The last coordinated oil stockpiles release happened in 2011 during the war in Libya. An effort was coordinated by IEA (International Energy Agency) based in Paris. IEA is specifically tasked with keeping an eye on SPR’s in 28 member states. As of this moment, there are no indications if IEA would back such a US initiative.
Additionally, it is not clear if such a release would have anything more than a short-term effect. It would probably be enough for OPEC to delay the monthly supply increase (currently at 400kb/m) to counteract such a move (read in-depth about the long-term oil market outlook here).
Finally, it sends a very confusing message from the White House. The world just witnessed coordinated efforts at COP26 to stop climate change from breaching a 1.5C increase by 2100 (global mean temperature rise above pre-industrial levels agreed in Paris).
At the COP26 summit in Glasgow, president Biden warned that the world only has “a brief window” to combat the growing impacts of climate change. However, the conventional wisdom is that high oil prices are good for the accelerated adoption of EVs (electric vehicles), therefore, it seems as if the long-term goals of this administration are not going hand in hand with short-term actions.
Winter season can bring Covid-19 discount baked in the oil futures price
What’s really behind the recent oil price drop? Unfortunately, we have to talk about COVID-19 one more time. According to the John Hopkins University worldwide coronavirus cases are on the rise, especially in Europe.
As a matter of fact, Germany reported over 263,000 new cases throughout last week and is well underway to reach another record this week with over 68k just for Wednesday alone. This would bring weekly cases to double the weekly peak reached in December of 2020.
Although mortality rates are still comparatively low, nonetheless they are still rising. Total deaths in Germany, with covid reported as the cause, are very likely to surpass spring peaks of both 2020 and 2021 (although well below winter 2020 peak).
On the other side of the pond, US COVID-19 cases halted their slide downwards at the end of October and are slowly creeping up with early signs of acceleration.
The developments oil traders are following are related to the response national governments are forced to take to address rising covid cases. Germany just announced new Covid restrictions for unvaccinated. Moreover, Austria on Friday introduced a full lockdown that caught commodities markets by surprise.

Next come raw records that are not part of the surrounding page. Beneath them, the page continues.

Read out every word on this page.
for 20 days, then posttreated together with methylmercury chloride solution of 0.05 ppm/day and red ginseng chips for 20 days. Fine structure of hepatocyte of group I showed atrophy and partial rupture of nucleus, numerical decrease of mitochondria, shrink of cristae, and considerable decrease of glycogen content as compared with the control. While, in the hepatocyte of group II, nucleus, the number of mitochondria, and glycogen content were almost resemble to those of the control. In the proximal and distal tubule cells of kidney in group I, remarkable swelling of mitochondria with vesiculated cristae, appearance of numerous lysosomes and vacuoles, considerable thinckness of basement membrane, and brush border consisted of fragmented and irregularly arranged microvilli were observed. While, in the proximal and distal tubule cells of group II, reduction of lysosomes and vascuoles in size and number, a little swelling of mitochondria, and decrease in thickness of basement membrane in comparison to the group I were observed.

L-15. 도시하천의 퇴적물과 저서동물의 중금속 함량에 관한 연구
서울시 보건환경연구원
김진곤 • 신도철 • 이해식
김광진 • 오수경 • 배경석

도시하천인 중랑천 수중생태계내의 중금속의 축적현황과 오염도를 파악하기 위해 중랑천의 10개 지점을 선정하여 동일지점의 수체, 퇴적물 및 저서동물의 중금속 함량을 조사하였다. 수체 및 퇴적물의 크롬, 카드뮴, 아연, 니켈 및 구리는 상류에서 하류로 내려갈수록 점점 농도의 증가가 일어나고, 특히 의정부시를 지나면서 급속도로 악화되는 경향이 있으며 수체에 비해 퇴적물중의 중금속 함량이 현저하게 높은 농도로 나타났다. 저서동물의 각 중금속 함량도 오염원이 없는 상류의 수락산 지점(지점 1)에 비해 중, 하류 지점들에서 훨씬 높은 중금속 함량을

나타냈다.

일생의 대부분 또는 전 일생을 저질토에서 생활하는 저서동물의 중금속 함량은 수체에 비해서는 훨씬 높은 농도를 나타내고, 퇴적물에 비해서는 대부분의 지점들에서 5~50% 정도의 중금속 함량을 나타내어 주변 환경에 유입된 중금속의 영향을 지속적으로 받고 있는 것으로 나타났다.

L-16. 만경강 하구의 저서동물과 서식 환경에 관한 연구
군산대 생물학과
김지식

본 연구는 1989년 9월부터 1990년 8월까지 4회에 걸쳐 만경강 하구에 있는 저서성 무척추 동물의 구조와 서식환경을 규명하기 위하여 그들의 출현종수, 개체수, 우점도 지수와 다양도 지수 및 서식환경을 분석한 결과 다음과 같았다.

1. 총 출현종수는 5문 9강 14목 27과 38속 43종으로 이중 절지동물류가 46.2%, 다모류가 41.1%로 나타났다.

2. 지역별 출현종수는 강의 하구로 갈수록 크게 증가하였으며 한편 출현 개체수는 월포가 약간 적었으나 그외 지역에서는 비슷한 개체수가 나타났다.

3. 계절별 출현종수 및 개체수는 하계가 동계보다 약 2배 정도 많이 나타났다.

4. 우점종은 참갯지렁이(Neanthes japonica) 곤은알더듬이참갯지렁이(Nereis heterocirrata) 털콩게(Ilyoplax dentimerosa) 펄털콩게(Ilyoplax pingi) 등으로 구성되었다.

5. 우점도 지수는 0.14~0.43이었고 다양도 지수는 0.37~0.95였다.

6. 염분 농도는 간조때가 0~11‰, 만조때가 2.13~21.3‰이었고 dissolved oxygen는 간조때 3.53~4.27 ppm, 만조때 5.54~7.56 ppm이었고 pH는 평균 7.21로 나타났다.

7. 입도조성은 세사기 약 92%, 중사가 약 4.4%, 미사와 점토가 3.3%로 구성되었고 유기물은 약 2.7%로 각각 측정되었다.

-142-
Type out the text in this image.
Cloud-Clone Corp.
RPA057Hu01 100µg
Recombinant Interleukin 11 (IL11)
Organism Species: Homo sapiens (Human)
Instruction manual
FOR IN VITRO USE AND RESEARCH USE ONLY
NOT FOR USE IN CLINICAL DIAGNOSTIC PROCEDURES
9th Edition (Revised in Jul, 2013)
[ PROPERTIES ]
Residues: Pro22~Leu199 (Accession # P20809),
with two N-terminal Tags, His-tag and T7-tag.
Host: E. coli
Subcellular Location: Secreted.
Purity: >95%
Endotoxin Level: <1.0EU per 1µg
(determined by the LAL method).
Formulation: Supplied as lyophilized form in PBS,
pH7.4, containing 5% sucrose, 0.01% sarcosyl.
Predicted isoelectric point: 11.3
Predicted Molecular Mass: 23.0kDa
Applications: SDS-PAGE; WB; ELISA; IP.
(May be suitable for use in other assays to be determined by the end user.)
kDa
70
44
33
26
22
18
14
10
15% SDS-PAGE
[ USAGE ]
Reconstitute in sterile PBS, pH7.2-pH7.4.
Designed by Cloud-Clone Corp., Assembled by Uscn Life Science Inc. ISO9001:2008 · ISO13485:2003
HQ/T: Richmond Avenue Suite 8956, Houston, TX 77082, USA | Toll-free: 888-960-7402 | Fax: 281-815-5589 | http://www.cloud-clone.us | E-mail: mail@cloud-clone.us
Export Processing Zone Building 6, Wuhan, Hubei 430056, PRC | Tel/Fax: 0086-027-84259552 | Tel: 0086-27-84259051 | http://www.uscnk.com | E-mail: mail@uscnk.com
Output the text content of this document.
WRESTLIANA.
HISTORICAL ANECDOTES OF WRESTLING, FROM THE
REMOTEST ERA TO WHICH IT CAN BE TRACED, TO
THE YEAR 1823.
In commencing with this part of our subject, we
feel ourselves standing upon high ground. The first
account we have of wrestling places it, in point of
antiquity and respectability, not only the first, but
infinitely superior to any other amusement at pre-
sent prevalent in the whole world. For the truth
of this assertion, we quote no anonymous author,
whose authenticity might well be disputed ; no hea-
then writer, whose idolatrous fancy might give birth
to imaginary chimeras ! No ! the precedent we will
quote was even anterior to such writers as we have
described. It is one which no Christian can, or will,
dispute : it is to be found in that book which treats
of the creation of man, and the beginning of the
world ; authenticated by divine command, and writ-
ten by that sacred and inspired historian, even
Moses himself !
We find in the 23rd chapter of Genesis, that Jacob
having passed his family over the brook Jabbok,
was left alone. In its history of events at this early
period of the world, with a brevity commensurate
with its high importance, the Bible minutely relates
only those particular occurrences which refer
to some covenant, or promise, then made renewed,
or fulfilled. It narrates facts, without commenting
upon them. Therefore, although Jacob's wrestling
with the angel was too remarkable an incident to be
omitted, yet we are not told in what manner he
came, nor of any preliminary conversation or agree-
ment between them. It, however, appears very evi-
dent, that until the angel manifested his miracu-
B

Therefore, it is reasonable to expect that coming into the winter season we will see some covid-19 discount baked in the oil futures price rather than a premium for expected demand rebound. And that is an important shift for short to mid-term trading compared to just a couple of weeks ago.
All of this could have a measurable negative effect on the oil demand. OPEC, IEA, and EIA all predict that oil supply-demand will balance in Q1 2022 and even flip to the surplus. A New covid-19 wave could accelerate this trend.
“There are some signs of decreased oil demand in the European Union in October. Global oil demand is still under pressure from the Delta COVID variant,” Russian Deputy Prime Minister Alexander Novak said, explaining why OPEC+ has chosen not to add more barrels.
One of the main reasons for the shift in the oil demand expectations is that the “work from home” approach is being encouraged once again.
What traders are focusing on is the trend of infections. If we go back to the fall of 2020, and even spring of the same year, Europe was at the front of the pandemic, weeks ahead of the US. The cause for concern is that the US and Germany have almost identical vaccination rates and, therefore, there is no reason to think this winter in the US would look in any way different than how things are progressing in Germany.
My five cents advice: forget about SPR, focus on Covid-19 instead for the next few weeks.
Disclaimer: This article is the author’s personal opinion and is not a recommendation to buy or sell any stocks, futures, or other derivatives.